Once outside the town, in the present the female monastery dedicated to the Holy Archangel Michael is located at the exit from Berovo, on the road leading to the dam and the lake. The main gate faces the town, and the remaining two – the river and the pine forest. At the very entry through the large wooden gate the visitor finds himself in a different world: the world of prayer. The church, built in a 19th century architectural opus, with a large porch, dominates the monastery yard. In the dimness of its interior the oil lamps lighten the saints' images, painted in a characteristic style that is not in conformity with the Byzantine canons. From the original iconostasis only one icon has been preserved – the one representing the Holy Prophet Noah, a work by the icon painter Georgi Veljanov from Strumica, painted in 1818. From 1899 until 1920 the painter Gavril Atanasov-Berovec, too, worked in the monastery. The portable icon of the Dormition of the Theotokos is a work by the painter Grigorie Pecanov from Strumica, painted in 1878.

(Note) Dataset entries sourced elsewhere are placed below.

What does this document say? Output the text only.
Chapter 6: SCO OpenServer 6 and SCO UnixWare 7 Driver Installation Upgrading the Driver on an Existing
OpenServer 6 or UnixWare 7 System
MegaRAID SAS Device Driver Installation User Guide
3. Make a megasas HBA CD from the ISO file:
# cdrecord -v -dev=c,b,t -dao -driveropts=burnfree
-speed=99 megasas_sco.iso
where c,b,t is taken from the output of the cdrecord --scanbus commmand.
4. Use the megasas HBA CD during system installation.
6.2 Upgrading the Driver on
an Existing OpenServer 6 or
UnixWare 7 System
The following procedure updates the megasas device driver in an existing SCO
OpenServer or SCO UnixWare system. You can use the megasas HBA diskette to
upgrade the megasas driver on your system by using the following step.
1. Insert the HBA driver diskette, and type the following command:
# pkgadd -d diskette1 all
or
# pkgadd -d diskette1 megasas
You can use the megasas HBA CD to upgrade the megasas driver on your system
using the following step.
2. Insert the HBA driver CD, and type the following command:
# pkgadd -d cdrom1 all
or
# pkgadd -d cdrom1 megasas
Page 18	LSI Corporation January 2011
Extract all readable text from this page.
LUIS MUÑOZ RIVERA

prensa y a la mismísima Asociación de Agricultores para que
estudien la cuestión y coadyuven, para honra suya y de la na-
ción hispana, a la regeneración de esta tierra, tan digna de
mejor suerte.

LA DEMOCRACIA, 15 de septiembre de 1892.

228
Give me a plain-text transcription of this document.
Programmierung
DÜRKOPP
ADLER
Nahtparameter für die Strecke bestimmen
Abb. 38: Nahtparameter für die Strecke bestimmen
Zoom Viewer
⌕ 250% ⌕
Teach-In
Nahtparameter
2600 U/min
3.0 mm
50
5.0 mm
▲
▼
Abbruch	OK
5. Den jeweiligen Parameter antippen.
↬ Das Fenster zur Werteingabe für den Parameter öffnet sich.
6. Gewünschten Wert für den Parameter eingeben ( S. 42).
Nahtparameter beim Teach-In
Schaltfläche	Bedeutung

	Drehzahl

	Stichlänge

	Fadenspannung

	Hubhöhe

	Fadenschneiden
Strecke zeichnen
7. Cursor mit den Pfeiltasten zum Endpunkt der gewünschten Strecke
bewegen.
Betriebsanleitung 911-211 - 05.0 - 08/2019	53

The residential quarters are of a free-style construction. They attract with the warmth of the wood used, shaped in a 19th century old-urban style.

Together with the last nun of the previous lineage, in the monastery also live two sisters, who came from the Veljusa monastery with the blessing by metropolitan Nahum of Strumica. This monastery's sisterhood paints icons in the Byzantine style – for iconostases, or to order. The beginnings of the renewal of fresco painting in the Macedonian monasteries have been made exactly in this sisterhood.

A true rarity, the monastery is open to the spiritual needs of all well-intentioned visitors. In a conversation with the superior of the monastery, sister Macrina, in the warm wise-hearted atmosphere around the fireplace in the library, many will find the answer to various spiritual questions and also support, understanding, inspiration...

The monastery typikon, regardless of the location of the monastery (in the town) and its frequent visitors is a hesychastic one. The monastery functions as a place of prayerful stillness, a holy hesychasterion . A little nook on the upper floor in the church interior in the present has been turned into a small chapel dedicated to St. Gregory Palamas. Liturgy is celebrated four times a week.